Not all complaints are claims. Often people just need to understand what’s happened and for their voice to be heard. The challenge is to ensure that complaints are dealt with in a consistent and fair manner. Too often people approach solicitors because they aren’t getting answers or don’t feel they’re involved in the process.
When claims are put forward, most are successful and very rarely go to trial. This demonstrates that claimant solicitors excel in selecting the right cases to pursue, therefore challenging the notion that the current system is really ‘adversarial’. It does need to be quicker, however.

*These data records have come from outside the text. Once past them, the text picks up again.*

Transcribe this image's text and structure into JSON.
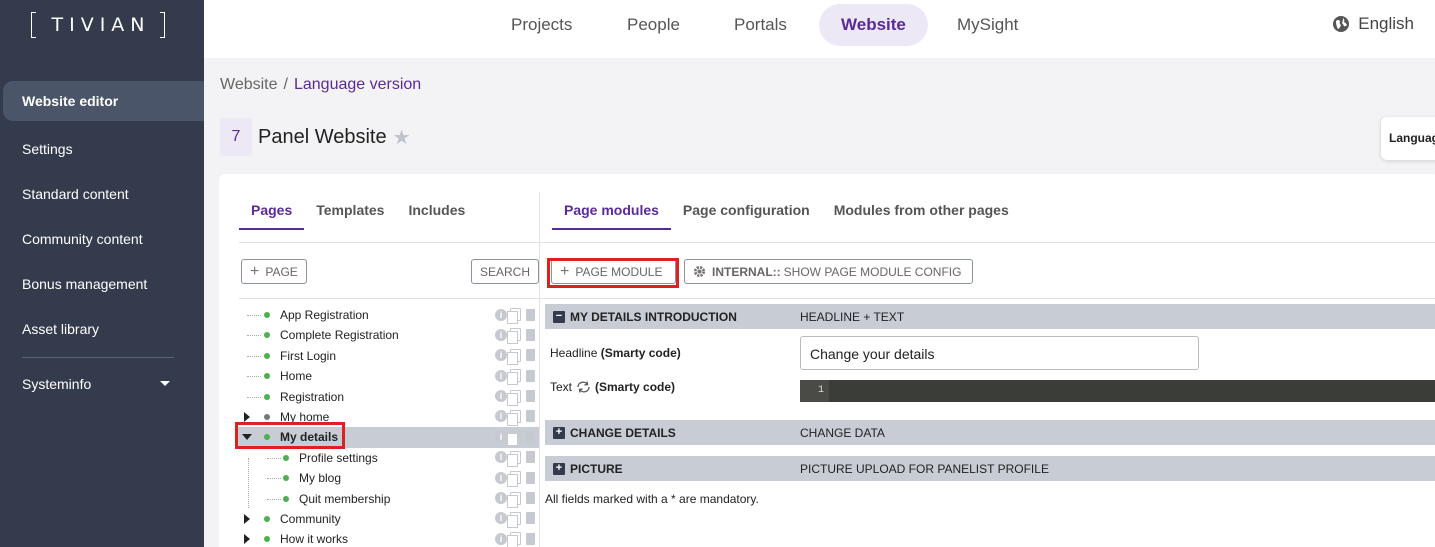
{
  "brand": {
    "logo_text": "TIVIAN"
  },
  "sidebar": {
    "items": [
      {
        "label": "Website editor",
        "active": true
      },
      {
        "label": "Settings"
      },
      {
        "label": "Standard content"
      },
      {
        "label": "Community content"
      },
      {
        "label": "Bonus management"
      },
      {
        "label": "Asset library"
      }
    ],
    "systeminfo": "Systeminfo"
  },
  "topnav": {
    "items": [
      "Projects",
      "People",
      "Portals",
      "Website",
      "MySight"
    ],
    "active": "Website",
    "language": "English"
  },
  "breadcrumb": {
    "root": "Website",
    "separator": "/",
    "current": "Language version"
  },
  "title": {
    "number": "7",
    "name": "Panel Website"
  },
  "language_card": "Languag",
  "left_panel": {
    "tabs": [
      "Pages",
      "Templates",
      "Includes"
    ],
    "add_page": "PAGE",
    "search": "SEARCH",
    "tree": [
      {
        "label": "App Registration",
        "level": 0
      },
      {
        "label": "Complete Registration",
        "level": 0
      },
      {
        "label": "First Login",
        "level": 0
      },
      {
        "label": "Home",
        "level": 0
      },
      {
        "label": "Registration",
        "level": 0
      },
      {
        "label": "My home",
        "level": 0
      },
      {
        "label": "My details",
        "level": 0
      },
      {
        "label": "Profile settings",
        "level": 1
      },
      {
        "label": "My blog",
        "level": 1
      },
      {
        "label": "Quit membership",
        "level": 1
      },
      {
        "label": "Community",
        "level": 0
      },
      {
        "label": "How it works",
        "level": 0
      }
    ]
  },
  "right_panel": {
    "tabs": [
      "Page modules",
      "Page configuration",
      "Modules from other pages"
    ],
    "add_module": "PAGE MODULE",
    "internal_prefix": "INTERNAL::",
    "internal_rest": "SHOW PAGE MODULE CONFIG",
    "modules": [
      {
        "name": "MY DETAILS INTRODUCTION",
        "type": "HEADLINE + TEXT",
        "expanded": true
      },
      {
        "name": "CHANGE DETAILS",
        "type": "CHANGE DATA",
        "expanded": false
      },
      {
        "name": "PICTURE",
        "type": "PICTURE UPLOAD FOR PANELIST PROFILE",
        "expanded": false
      }
    ],
    "headline_label": "Headline",
    "headline_smarty": "(Smarty code)",
    "headline_value": "Change your details",
    "text_label": "Text",
    "text_smarty": "(Smarty code)",
    "line_number": "1",
    "mandatory_note": "All fields marked with a * are mandatory."
  }
}
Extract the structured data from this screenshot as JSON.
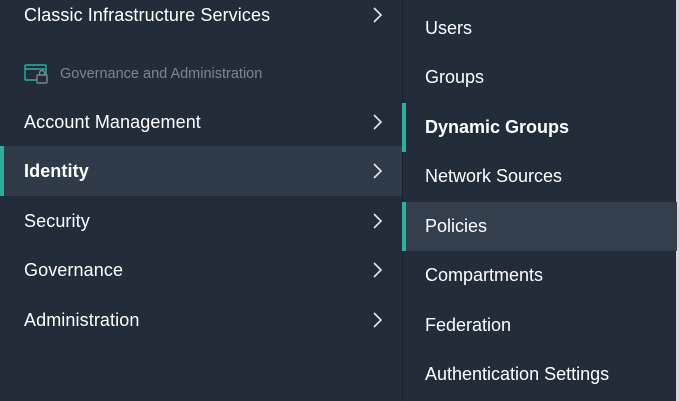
{
  "left_menu": {
    "top_item": {
      "label": "Classic Infrastructure Services"
    },
    "section_header": {
      "label": "Governance and Administration",
      "icon": "governance-icon"
    },
    "items": [
      {
        "label": "Account Management",
        "active": false
      },
      {
        "label": "Identity",
        "active": true
      },
      {
        "label": "Security",
        "active": false
      },
      {
        "label": "Governance",
        "active": false
      },
      {
        "label": "Administration",
        "active": false
      }
    ],
    "chevron_icon": "chevron-right-icon"
  },
  "submenu": {
    "items": [
      {
        "label": "Users"
      },
      {
        "label": "Groups"
      },
      {
        "label": "Dynamic Groups",
        "selected": true
      },
      {
        "label": "Network Sources"
      },
      {
        "label": "Policies",
        "hovered": true
      },
      {
        "label": "Compartments"
      },
      {
        "label": "Federation"
      },
      {
        "label": "Authentication Settings"
      }
    ]
  },
  "colors": {
    "panel_bg": "#232d3a",
    "active_bg": "#303b49",
    "hover_bg": "#343f4d",
    "accent": "#2bb0a0",
    "text": "#ffffff",
    "muted_text": "#7d8793"
  }
}
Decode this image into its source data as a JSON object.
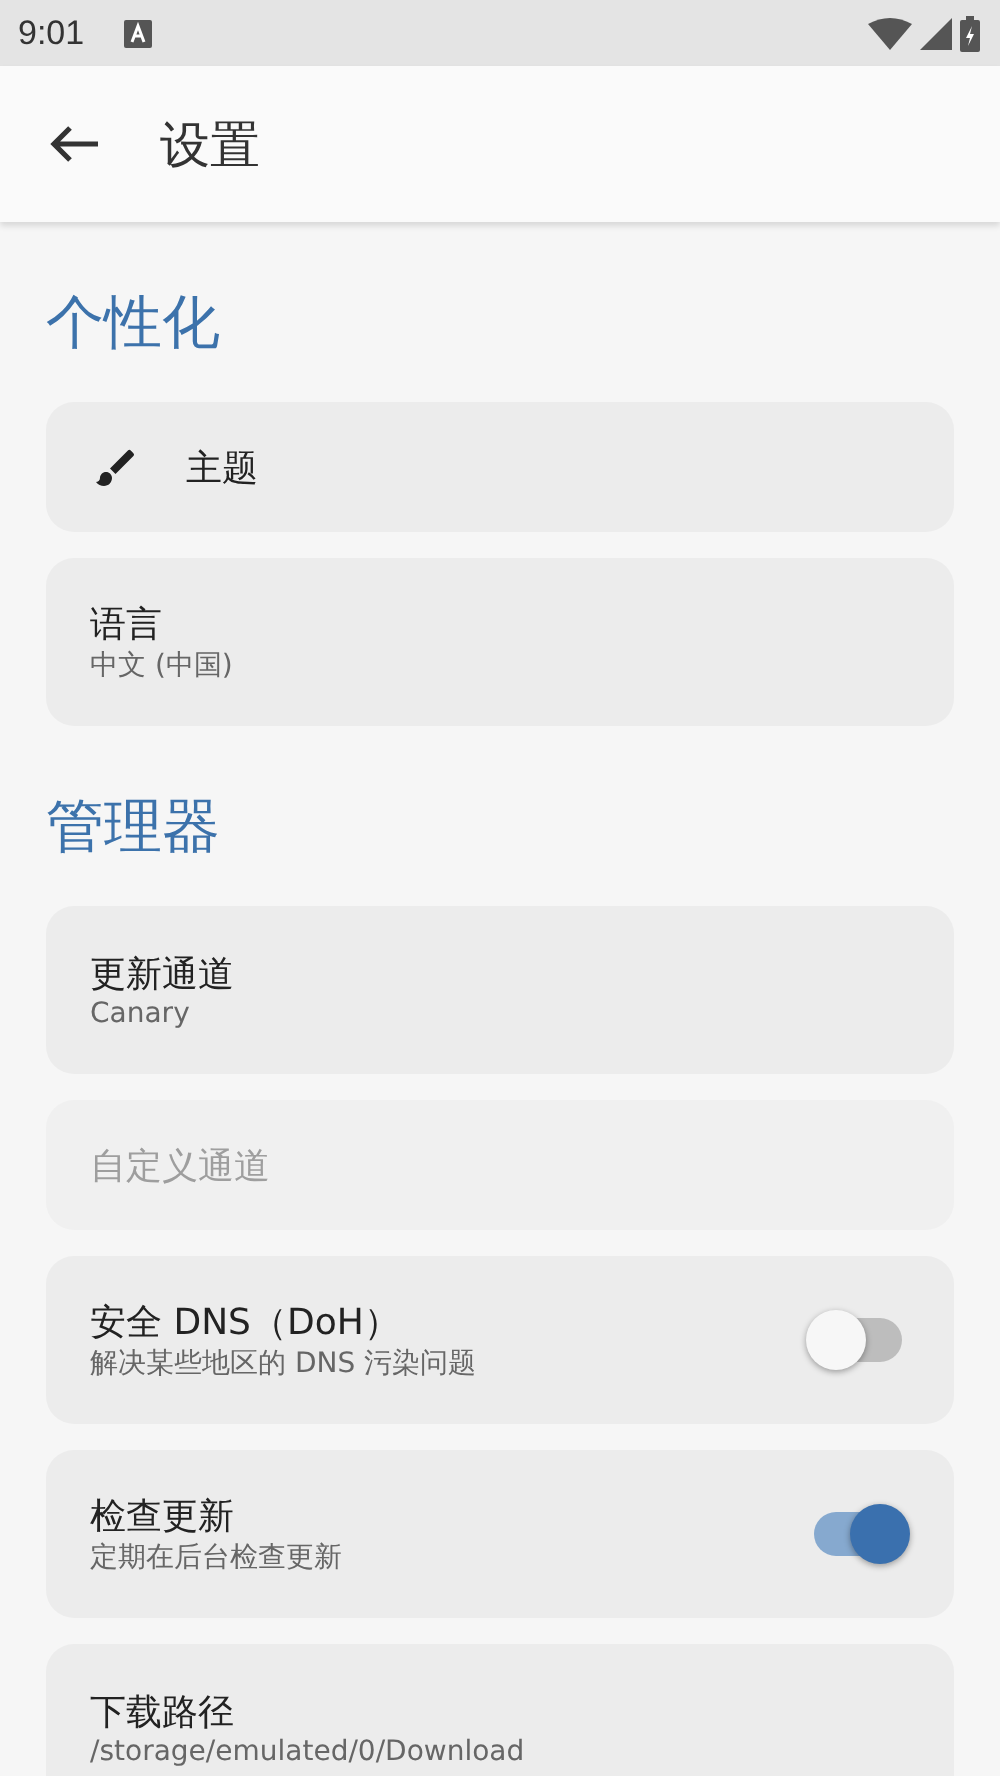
{
  "status_bar": {
    "time": "9:01"
  },
  "app_bar": {
    "title": "设置"
  },
  "sections": [
    {
      "title": "个性化",
      "items": [
        {
          "kind": "icon",
          "title": "主题",
          "disabled": false
        },
        {
          "kind": "text",
          "title": "语言",
          "subtitle": "中文 (中国)",
          "disabled": false
        }
      ]
    },
    {
      "title": "管理器",
      "items": [
        {
          "kind": "text",
          "title": "更新通道",
          "subtitle": "Canary",
          "disabled": false
        },
        {
          "kind": "text",
          "title": "自定义通道",
          "disabled": true
        },
        {
          "kind": "switch",
          "title": "安全 DNS（DoH）",
          "subtitle": "解决某些地区的 DNS 污染问题",
          "on": false,
          "disabled": false
        },
        {
          "kind": "switch",
          "title": "检查更新",
          "subtitle": "定期在后台检查更新",
          "on": true,
          "disabled": false
        },
        {
          "kind": "text",
          "title": "下载路径",
          "subtitle": "/storage/emulated/0/Download",
          "disabled": false
        }
      ]
    }
  ]
}
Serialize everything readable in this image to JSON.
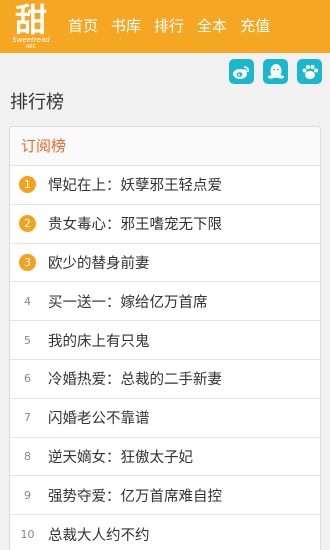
{
  "app": {
    "logo_char": "甜",
    "logo_sub1": "Sweetread",
    "logo_sub2": "ABC",
    "accent_color": "#f5a623",
    "rank_top_color": "#f3a21b"
  },
  "nav": {
    "items": [
      {
        "label": "首页"
      },
      {
        "label": "书库"
      },
      {
        "label": "排行"
      },
      {
        "label": "全本"
      },
      {
        "label": "充值"
      }
    ]
  },
  "share": {
    "icons": [
      "weibo-icon",
      "qq-icon",
      "paw-icon"
    ]
  },
  "page": {
    "title": "排行榜"
  },
  "ranking": {
    "section_title": "订阅榜",
    "items": [
      {
        "rank": "1",
        "name": "悍妃在上：妖孽邪王轻点爱"
      },
      {
        "rank": "2",
        "name": "贵女毒心：邪王嗜宠无下限"
      },
      {
        "rank": "3",
        "name": "欧少的替身前妻"
      },
      {
        "rank": "4",
        "name": "买一送一：嫁给亿万首席"
      },
      {
        "rank": "5",
        "name": "我的床上有只鬼"
      },
      {
        "rank": "6",
        "name": "冷婚热爱：总裁的二手新妻"
      },
      {
        "rank": "7",
        "name": "闪婚老公不靠谱"
      },
      {
        "rank": "8",
        "name": "逆天嫡女：狂傲太子妃"
      },
      {
        "rank": "9",
        "name": "强势夺爱：亿万首席难自控"
      },
      {
        "rank": "10",
        "name": "总裁大人约不约"
      }
    ]
  }
}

Part one highlighted that in our experience only 5-10% of clinical negligence enquiries get through solicitor’s initial risk assessment. Of this total, only half are then pursued through the legal process. Given most cases win, there has to be an opportunity to settle cases quicker. Quicker settlements means less costs on both sides. Whether that is achieved by quicker decision making, better communication or use of mediation, the results are easily measurable.
As an After the Event Insurer with a focus on working with experienced specialist law firms, most of the clinical negligence claims costs we pay are for those cases that are discontinued early following expert medical evidence. They aren’t for cases that have been pursued for many years where the prospects of success have been in question.
To conclude where these articles began - this is all about the human impact. Not just on the claimant, but on those around them and the healthcare professionals involved. We’re faced with a great opportunity to reduce these impacts, building on work already done and ramping it up to the next level. There are plenty of tools at our disposal. By working more collaboratively we’ll see measurable improvements that protect patients, their families and the NHS. Bringing with it the financial benefits for all.